Ron DeSantis Announces New Therapy for Floridians That Helps Prevent COVID Infection

Florida Governor Ron DeSantis has added another tool to Florida's COVID-19 arsenal—a monoclonal antibody therapy that can prevent COVID-19 infection before a person is exposed, which the state has purchased.

Vaccines and booster doses are a person's best chance at preventing COVID-19 and are known to reduce the risk someone gets seriously ill. However, some people cannot get vaccinated because of serious adverse reactions or who get vaccinated and don't develop an adequate immune response and the new monoclonal antibody therapy could help give them added protection.

Evusheld, a two-dose antibody therapy, has shown in clinical trials to reduce a person's risk of being infected with COVID-19 by up to 77 percent, according to Florida State Surgeon General Dr. Joseph Ladapo. Protection could last up to six months and is authorized for use in people who have a moderately or severely compromised immune system.

This includes cancer patients, transplant recipients and people who are on immunosuppressant medications.

The Food and Drug Administration (FDA) authorized Evusheld on December 8 and DeSantis announced on Friday that the state secured 3,100 doses of it.
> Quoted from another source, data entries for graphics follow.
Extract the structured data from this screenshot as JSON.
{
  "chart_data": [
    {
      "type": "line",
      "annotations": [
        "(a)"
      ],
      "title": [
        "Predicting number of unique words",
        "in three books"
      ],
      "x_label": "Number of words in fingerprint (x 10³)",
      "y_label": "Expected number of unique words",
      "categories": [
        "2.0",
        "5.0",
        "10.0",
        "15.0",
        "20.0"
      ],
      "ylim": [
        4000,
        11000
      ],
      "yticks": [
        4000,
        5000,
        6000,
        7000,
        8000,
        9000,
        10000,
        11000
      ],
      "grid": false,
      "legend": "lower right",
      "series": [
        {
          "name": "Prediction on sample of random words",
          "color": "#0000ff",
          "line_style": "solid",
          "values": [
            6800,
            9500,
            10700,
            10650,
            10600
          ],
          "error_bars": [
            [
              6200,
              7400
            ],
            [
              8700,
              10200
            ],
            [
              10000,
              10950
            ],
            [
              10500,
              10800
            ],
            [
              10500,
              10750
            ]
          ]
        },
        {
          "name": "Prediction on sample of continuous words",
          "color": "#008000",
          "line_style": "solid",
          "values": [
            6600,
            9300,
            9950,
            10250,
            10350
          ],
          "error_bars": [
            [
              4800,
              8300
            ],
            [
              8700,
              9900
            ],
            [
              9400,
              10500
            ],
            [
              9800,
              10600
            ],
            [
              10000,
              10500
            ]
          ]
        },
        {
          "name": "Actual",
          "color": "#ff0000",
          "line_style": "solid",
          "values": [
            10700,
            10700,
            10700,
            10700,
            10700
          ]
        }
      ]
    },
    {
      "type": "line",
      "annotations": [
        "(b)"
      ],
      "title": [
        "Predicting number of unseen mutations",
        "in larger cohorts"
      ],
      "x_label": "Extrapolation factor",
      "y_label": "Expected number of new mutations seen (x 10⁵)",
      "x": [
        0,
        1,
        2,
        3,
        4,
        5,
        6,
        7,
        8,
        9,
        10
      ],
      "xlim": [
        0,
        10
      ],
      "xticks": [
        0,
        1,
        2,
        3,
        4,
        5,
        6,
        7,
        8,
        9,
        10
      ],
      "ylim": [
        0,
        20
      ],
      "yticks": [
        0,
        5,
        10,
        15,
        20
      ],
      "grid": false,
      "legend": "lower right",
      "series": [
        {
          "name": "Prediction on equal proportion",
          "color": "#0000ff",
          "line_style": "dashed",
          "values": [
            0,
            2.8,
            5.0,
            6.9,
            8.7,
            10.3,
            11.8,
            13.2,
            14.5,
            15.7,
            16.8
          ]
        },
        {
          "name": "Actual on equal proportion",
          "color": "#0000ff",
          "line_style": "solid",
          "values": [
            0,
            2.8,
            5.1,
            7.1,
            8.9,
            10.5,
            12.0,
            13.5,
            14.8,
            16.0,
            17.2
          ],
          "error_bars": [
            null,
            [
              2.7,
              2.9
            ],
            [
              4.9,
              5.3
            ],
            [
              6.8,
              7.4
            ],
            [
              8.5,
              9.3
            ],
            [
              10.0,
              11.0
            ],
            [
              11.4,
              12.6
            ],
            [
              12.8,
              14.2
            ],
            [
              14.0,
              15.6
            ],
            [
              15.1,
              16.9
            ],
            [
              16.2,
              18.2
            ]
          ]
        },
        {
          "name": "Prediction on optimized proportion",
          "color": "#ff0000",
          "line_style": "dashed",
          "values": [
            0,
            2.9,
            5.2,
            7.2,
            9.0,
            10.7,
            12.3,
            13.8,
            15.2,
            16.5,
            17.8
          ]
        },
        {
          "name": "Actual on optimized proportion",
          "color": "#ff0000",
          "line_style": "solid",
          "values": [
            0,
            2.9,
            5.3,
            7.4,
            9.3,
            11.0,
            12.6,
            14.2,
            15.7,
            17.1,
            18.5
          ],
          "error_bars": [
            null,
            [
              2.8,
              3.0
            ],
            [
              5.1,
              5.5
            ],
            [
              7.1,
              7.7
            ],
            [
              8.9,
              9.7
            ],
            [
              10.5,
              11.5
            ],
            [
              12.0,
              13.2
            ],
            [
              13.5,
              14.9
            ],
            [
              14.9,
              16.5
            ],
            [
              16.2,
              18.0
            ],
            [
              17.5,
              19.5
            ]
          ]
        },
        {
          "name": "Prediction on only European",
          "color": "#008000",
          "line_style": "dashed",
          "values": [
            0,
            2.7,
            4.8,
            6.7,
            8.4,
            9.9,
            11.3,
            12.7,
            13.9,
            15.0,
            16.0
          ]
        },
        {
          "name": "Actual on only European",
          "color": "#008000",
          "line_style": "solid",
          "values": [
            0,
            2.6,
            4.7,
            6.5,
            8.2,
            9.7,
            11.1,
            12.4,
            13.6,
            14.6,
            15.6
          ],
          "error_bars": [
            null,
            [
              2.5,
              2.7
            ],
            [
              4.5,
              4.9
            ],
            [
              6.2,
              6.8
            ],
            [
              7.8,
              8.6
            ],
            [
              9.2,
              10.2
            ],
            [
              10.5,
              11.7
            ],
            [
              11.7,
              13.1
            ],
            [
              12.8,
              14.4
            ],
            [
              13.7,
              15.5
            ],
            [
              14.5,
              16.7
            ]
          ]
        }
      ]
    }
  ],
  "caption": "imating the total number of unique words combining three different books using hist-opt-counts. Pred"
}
With a two-dose therapy, that's enough to boost protection in about 1,600 Floridians.

ron desantis covid evusheld
Florida Governor Ron DeSantis announced on Friday that the state purchased Evusheld, a monoclonal antibody therapy aimed at preventing COVID-19. Above, DeSantis speaks during a press conference at the Shul of Bal Harbour on June 14 in Surfside, Florida. Joe Raedle/Getty Images

"This is a positive development to especially have this, and that it really will serve a valuable purpose for those, some of those folks that are very high risk, and do need some additional help," DeSantis said on Friday.

Evusheld is available for vaccinated people, but the FDA warned that the therapy could actually reduce a person's immune response to the vaccine. So, anyone who wants to take Evusheld should wait two weeks after their final vaccine dose to take Evusheld.

Although Evusheld uses monoclonal antibodies, it's not the same as Regeneron, a monoclonal antibody treatment DeSantis has championed. Regeneron is used to help prevent people who were infected with COVID-19 from becoming seriously ill or to prevent someone who lives with a COVID-19 positive person from contracting the virus.

People with compromised immune systems are more susceptible to developing serious disease if they are infected with COVID-19. DeSantis noted that Regeneron is a "good" treatment but that higher risk people could potentially prevent infection by taking Evusheld, noting that someone who has COVID-19 or was exposed will not be eligible.

DeSantis' purchase of the Evusheld therapy comes as Omicron spreads throughout the country. The highly transmissible variant has shown to be able to infect vaccinated individuals, which poses a greater threat to those who don't have a strong antibody response to vaccines or can't get vaccinated.